Krishnan E, Svendsen K, Neaton JD, Grandits G, Kuller LH, . Long-term Cardiovascular Mortality Among Middle-aged Men With Gout. Arch Intern Med. 2008;168(10):1104-1110. doi:10.1001/archinte.168.10.1104
Copyright 2008 American Medical Association. All Rights Reserved. Applicable FARS/DFARS Restrictions Apply to Government Use.2008
There are limited data available on the association of gouty arthritis (gout) in middle age with long-term cardiovascular disease (CVD) mortality.
We performed a 17-year follow-up study of 9105 men, aged 41 to 63 years and at above-average risk for coronary heart disease, who were randomized to the Multiple Risk Factor Intervention Trial and who did not die or have clinical or electrocardiographic evidence of coronary artery disease during the 6-year trial. Risk of CVD death and other causes subsequent to the sixth annual examination associated with gout was assessed by means of Cox proportional hazards regressions.

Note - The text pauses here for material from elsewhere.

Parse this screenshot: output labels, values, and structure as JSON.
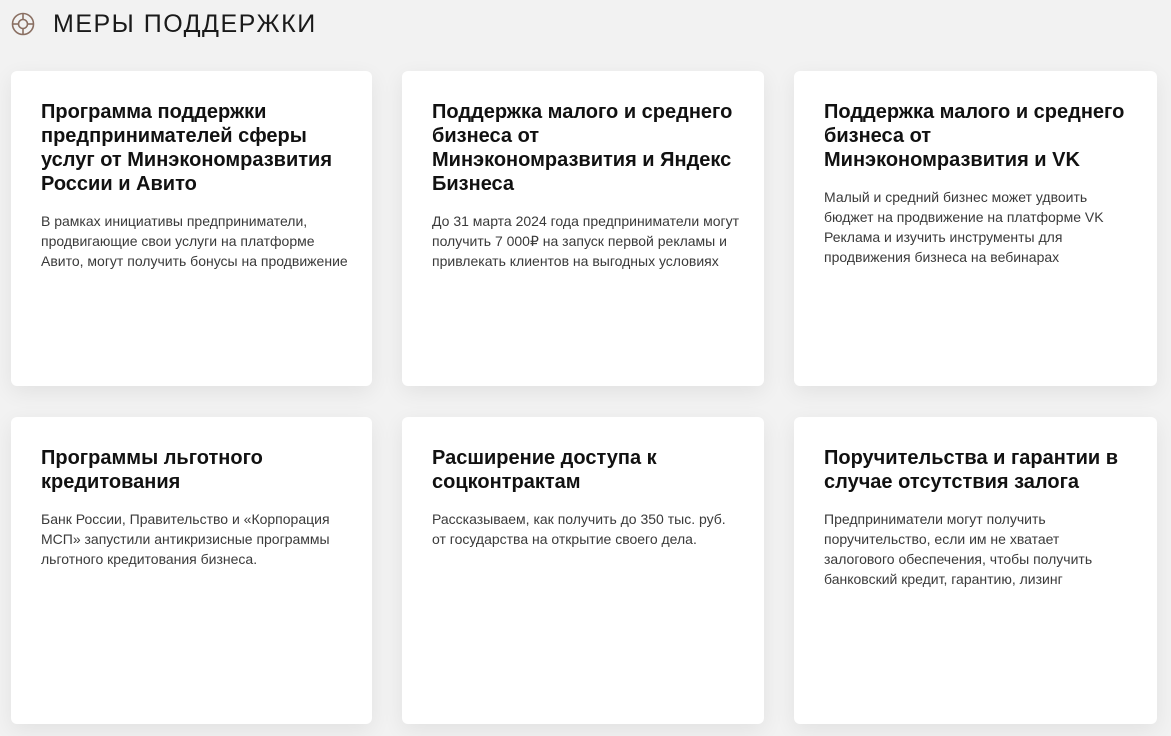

The unadjusted mortality rates from CVD among those with and without gout were 10.3 per 1000 person-years and 8.0 per 1000 person-years, respectively, representing an approximately 30% greater risk. After adjustment for traditional risk factors, use of diuretics and aspirin, and serum creatinine level, the hazard ratio (gout vs no gout) for coronary heart disease mortality was 1.35 (95% confidence interval [CI], 1.06-1.72). The hazard ratio for death from myocardial infarction was 1.35 (95% CI, 0.94-1.93); for death from CVD overall, 1.21 (95% CI, 0.99-1.49); and for death from any cause, 1.09 (95% CI, 1.00-1.19) (P = .04). The association between hyperuricemia and CVD was weak and did not persist when analysis was limited to men with hyperuricemia without a diagnosis of gout.
Among middle-aged men, a diagnosis of gout accompanied by an elevated uric acid level imparts significant independent CVD mortality risk.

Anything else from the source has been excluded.